Learning Mathematics in this way and in efficient manner from basics and very clearly is really nice. I am very thankful to this course , teachers, Imperial College London as well as team of Coursera for providing such a great platform to learn all these skills and enhance our knowledge.

por David L

29 de may. de 2019

This was indeed a very challenging course. It was also very rewarding, and I felt that the instruction was great and relevant to the assigned tasks. The first two courses in the specialization were very high quality, and in my opinion this one lives up to the expectations that they set.

por Traning_Chotot

19 de jul. de 2021

This is a good course coming with a very good book which you can use to reference later on even if you don't fully understand what or how PCA derives.
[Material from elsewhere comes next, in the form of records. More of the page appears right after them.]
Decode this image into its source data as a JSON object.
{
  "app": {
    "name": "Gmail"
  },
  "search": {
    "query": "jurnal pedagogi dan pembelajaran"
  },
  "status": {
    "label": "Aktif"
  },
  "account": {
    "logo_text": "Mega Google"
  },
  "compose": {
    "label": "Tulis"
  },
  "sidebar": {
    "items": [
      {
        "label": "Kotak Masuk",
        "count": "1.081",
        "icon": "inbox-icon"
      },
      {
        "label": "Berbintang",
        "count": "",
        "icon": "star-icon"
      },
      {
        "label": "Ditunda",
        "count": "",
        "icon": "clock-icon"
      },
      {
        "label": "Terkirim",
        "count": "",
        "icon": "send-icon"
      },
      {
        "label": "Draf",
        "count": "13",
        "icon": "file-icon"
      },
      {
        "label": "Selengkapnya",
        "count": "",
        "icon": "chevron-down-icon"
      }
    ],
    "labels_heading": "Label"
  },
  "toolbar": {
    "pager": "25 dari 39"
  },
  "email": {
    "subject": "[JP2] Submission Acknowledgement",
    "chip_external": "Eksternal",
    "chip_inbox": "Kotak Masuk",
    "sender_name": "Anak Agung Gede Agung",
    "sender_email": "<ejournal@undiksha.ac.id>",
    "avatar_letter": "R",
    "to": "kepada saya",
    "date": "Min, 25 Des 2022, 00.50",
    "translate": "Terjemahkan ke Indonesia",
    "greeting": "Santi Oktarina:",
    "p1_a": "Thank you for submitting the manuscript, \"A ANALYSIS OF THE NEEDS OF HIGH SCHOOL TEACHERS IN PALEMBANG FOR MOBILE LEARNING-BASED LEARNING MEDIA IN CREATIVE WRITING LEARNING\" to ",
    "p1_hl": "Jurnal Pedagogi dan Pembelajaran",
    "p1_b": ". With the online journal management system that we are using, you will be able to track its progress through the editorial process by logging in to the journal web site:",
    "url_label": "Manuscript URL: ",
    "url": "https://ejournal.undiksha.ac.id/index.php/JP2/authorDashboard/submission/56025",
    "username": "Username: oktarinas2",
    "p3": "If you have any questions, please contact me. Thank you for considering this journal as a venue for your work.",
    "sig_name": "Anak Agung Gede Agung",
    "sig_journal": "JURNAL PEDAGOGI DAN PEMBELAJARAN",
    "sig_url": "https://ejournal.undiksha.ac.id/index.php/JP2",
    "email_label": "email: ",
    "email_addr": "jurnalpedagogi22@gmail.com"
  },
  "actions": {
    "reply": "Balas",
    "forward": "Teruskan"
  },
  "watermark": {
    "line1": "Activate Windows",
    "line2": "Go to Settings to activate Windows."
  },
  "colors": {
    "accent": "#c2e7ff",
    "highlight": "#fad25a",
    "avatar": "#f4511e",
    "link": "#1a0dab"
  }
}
The exercise & lectures were interesting and guiding you enough to pass all tests. Take note and reference the book are keys to succeed.


7 de jul. de 2018

Very interesting and challenging subject: PSA, this MOOC together with the other 2 Mathematics for Machine Learning are one of the most useful I have ever made, actually they helped a lot in my other Machine learning and Deep learning studies! I highly recommend this fascinating MOOC

por mohit t

13 de may. de 2018

Perfect course. It takes up more time and effort than the other two courses in the specialization. But what you learn by the end of it is totally worth the effort. Note that this is an Intermediate course compared to the other two which are beginner. So the extra rigor is expected.

por Oj S

13 de ene. de 2020

The introduction to PCA and steepest descent algorithms which might be a century old but still act the fundamentals of many state of art equations. So, you will learn the basics that how they function, and the real mathematics you need to know for ML using this course.

por anurag

18 de abr. de 2020

Its a very informational and interesting course. I understood a lot about PCA in this amazing course.

It was a good addition to the previous two courses of the certification. I would like to get similar courses in statistics and probability useful in Machine learning.

por Maksym B

18 de oct. de 2020

Great course! It is a bit more challenging than the other courses in the specialization. It is great that this course is built based on two other previous courses. The lectures are great, the quizzes and programming assignments are complex enough to be interesting.